Last week I had an opportunity to attend the annual Grantmakers In Health (GIH) conference on health philanthropy. I used to attend this meeting regularly as a foundation person. However, it’s been a number of years since I participated, so it was fun to go in with fresh eyes and an open mind.
This year’s GIH meeting was their largest conference in history with more than 750 grantmakers from across the country. GIH is a great place to learn about the latest trends in funding, network with colleagues, learn about different health-related topics, and hear about lessons in funding.
One clear trend in the health funder space is how the definition of health has expanded well beyond the walls of the healthcare system. In the past, the conference discussed a variety of topics on care integration, supporting capabilities in safety net settings, and exploring new models of care. This meeting had a very strong emphasis on grassroots organizing, funding social sector partnerships, and tackling the non-medical needs of patients like housing, water, and transportation.
I was happy to see a broader definition of health and a desire to invest in different ways. Clearly there is a need to experiment, learn, and fund community-level interventions if we are to address the root causes leading to poor health outcomes.

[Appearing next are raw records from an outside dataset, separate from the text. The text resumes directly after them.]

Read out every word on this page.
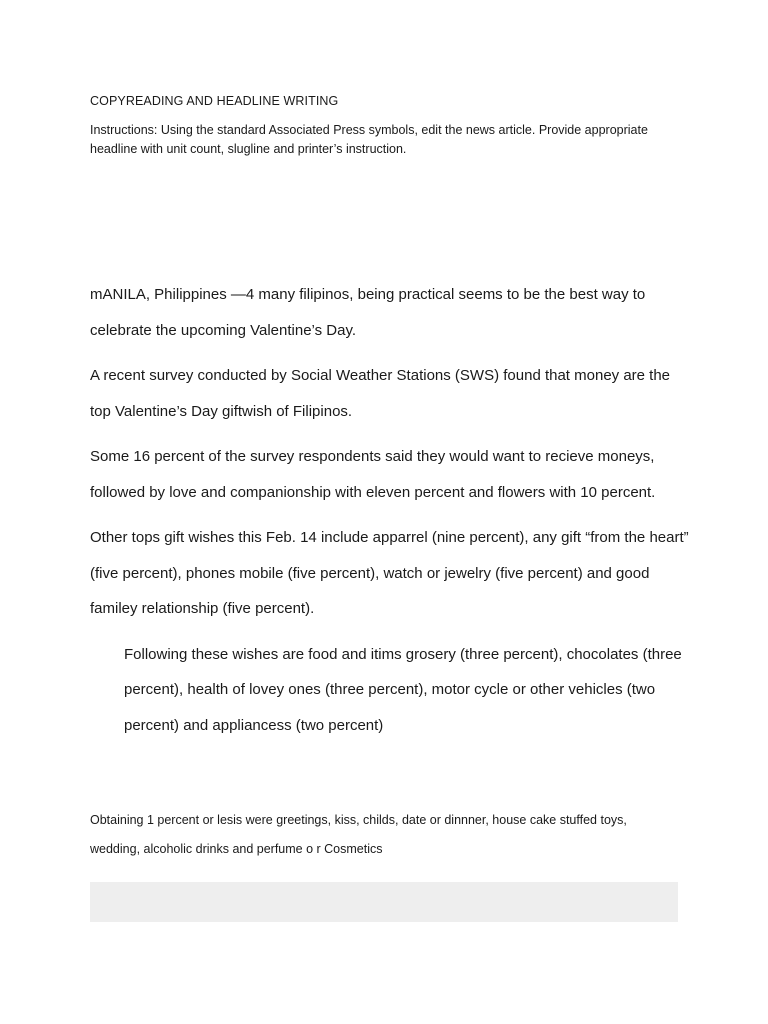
COPYREADING AND HEADLINE WRITING

Instructions: Using the standard Associated Press symbols, edit the news article. Provide appropriate headline with unit count, slugline and printer’s instruction.

mANILA, Philippines —4 many filipinos, being practical seems to be the best way to celebrate the upcoming Valentine’s Day.

A recent survey conducted by Social Weather Stations (SWS) found that money are the top Valentine’s Day giftwish of Filipinos.

Some 16 percent of the survey respondents said they would want to recieve moneys, followed by love and companionship with eleven percent and flowers with 10 percent.

Other tops gift wishes this Feb. 14 include apparrel (nine percent), any gift “from the heart” (five percent), phones mobile (five percent), watch or jewelry (five percent) and good familey relationship (five percent).

Following these wishes are food and itims grosery (three percent), chocolates (three percent), health of lovey ones (three percent), motor cycle or other vehicles (two percent) and appliancess (two percent)

Obtaining 1 percent or lesis were greetings, kiss, childs, date or dinnner, house cake stuffed toys, wedding, alcoholic drinks and perfume o r Cosmetics
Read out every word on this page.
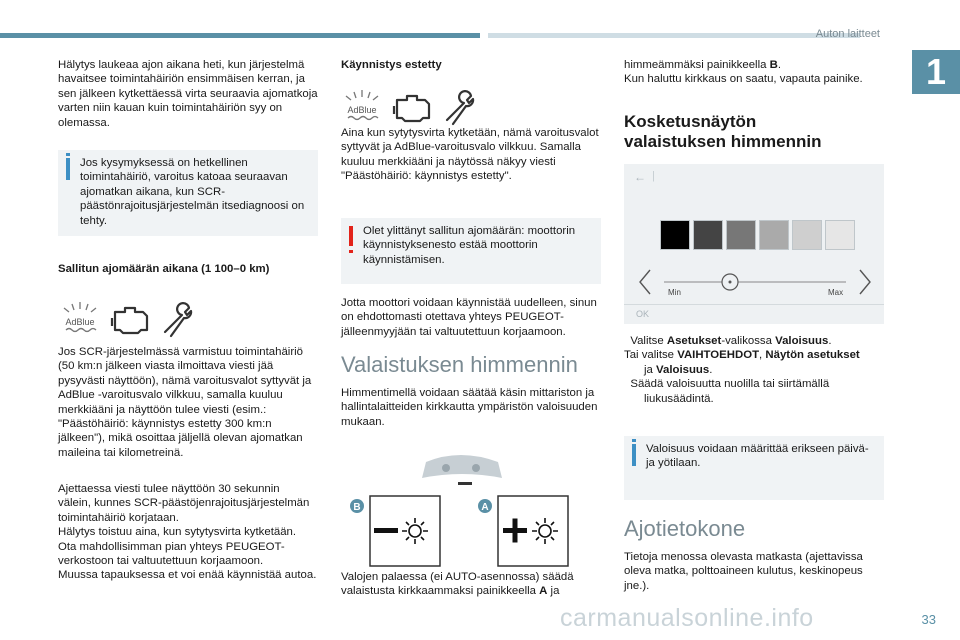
Auton laitteet
1

Hälytys laukeaa ajon aikana heti, kun järjestelmä havaitsee toimintahäiriön ensimmäisen kerran, ja sen jälkeen kytkettäessä virta seuraavia ajomatkoja varten niin kauan kuin toimintahäiriön syy on olemassa.

Jos kysymyksessä on hetkellinen toimintahäiriö, varoitus katoaa seuraavan ajomatkan aikana, kun SCR-päästönrajoitusjärjestelmän itsediagnoosi on tehty.

Sallitun ajomäärän aikana (1 100–0 km)

AdBlue

Jos SCR-järjestelmässä varmistuu toimintahäiriö (50 km:n jälkeen viasta ilmoittava viesti jää pysyvästi näyttöön), nämä varoitusvalot syttyvät ja AdBlue -varoitusvalo vilkkuu, samalla kuuluu merkkiääni ja näyttöön tulee viesti (esim.: "Päästöhäiriö: käynnistys estetty 300 km:n jälkeen"), mikä osoittaa jäljellä olevan ajomatkan maileina tai kilometreinä.

Ajettaessa viesti tulee näyttöön 30 sekunnin

välein, kunnes SCR-päästöjenrajoitusjärjestelmän

toimintahäiriö korjataan.

Hälytys toistuu aina, kun sytytysvirta kytketään.

Ota mahdollisimman pian yhteys PEUGEOT-

verkostoon tai valtuutettuun korjaamoon.

Muussa tapauksessa et voi enää käynnistää autoa.

Käynnistys estetty

AdBlue

Aina kun sytytysvirta kytketään, nämä varoitusvalot syttyvät ja AdBlue-varoitusvalo vilkkuu. Samalla kuuluu merkkiääni ja näytössä näkyy viesti "Päästöhäiriö: käynnistys estetty".

Olet ylittänyt sallitun ajomäärän: moottorin käynnistyksenesto estää moottorin käynnistämisen.

Jotta moottori voidaan käynnistää uudelleen, sinun on ehdottomasti otettava yhteys PEUGEOT-jälleenmyyjään tai valtuutettuun korjaamoon.

Valaistuksen himmennin

Himmentimellä voidaan säätää käsin mittariston ja hallintalaitteiden kirkkautta ympäristön valoisuuden mukaan.

B	A

Valojen palaessa (ei AUTO-asennossa) säädä valaistusta kirkkaammaksi painikkeella A ja

himmeämmäksi painikkeella B.

Kun haluttu kirkkaus on saatu, vapauta painike.

Kosketusnäytön

valaistuksen himmennin

← |
Min	Max
OK

Valitse Asetukset-valikossa Valoisuus.

Tai valitse VAIHTOEHDOT, Näytön asetukset

ja Valoisuus.

Säädä valoisuutta nuolilla tai siirtämällä liukusäädintä.

Valoisuus voidaan määrittää erikseen päivä- ja yötilaan.

Ajotietokone

Tietoja menossa olevasta matkasta (ajettavissa oleva matka, polttoaineen kulutus, keskinopeus jne.).

carmanualsonline.info	33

However, the timing of the meeting was also quite striking. The kickoff coincided with the unveiling of the new Senate plan to rollback the progress that we have made over the last few years with the Affordable Care Act (ACA). Just as senators pushed to repeal the landmark law, we saw some impressive statistics from the Kaiser Family Foundation showing how the rate of uninsured Americans has dropped from a high of 18.2 percent to 10.3 percent in 2016. We also heard some extremely compelling stories about how the ACA has made a profound impact on people’s lives.
While I’m very excited about the focus on broader community health, I also left wondering what would happen if the Senate bill (or some variation of it) moves forward and 22 million people lose their health insurance. How do safety net health systems, which are at risk for losing critical revenue, continue to deliver high-quality care to our most vulnerable populations? And what happens to these people once they no longer have timely access to care?
As health funders are investing more heavily in housing, water, transportation, and other determinants of health, how do we ensure the immediate healthcare needs of vulnerable people aren’t ignored? Is this current funding trend the right direction for community health?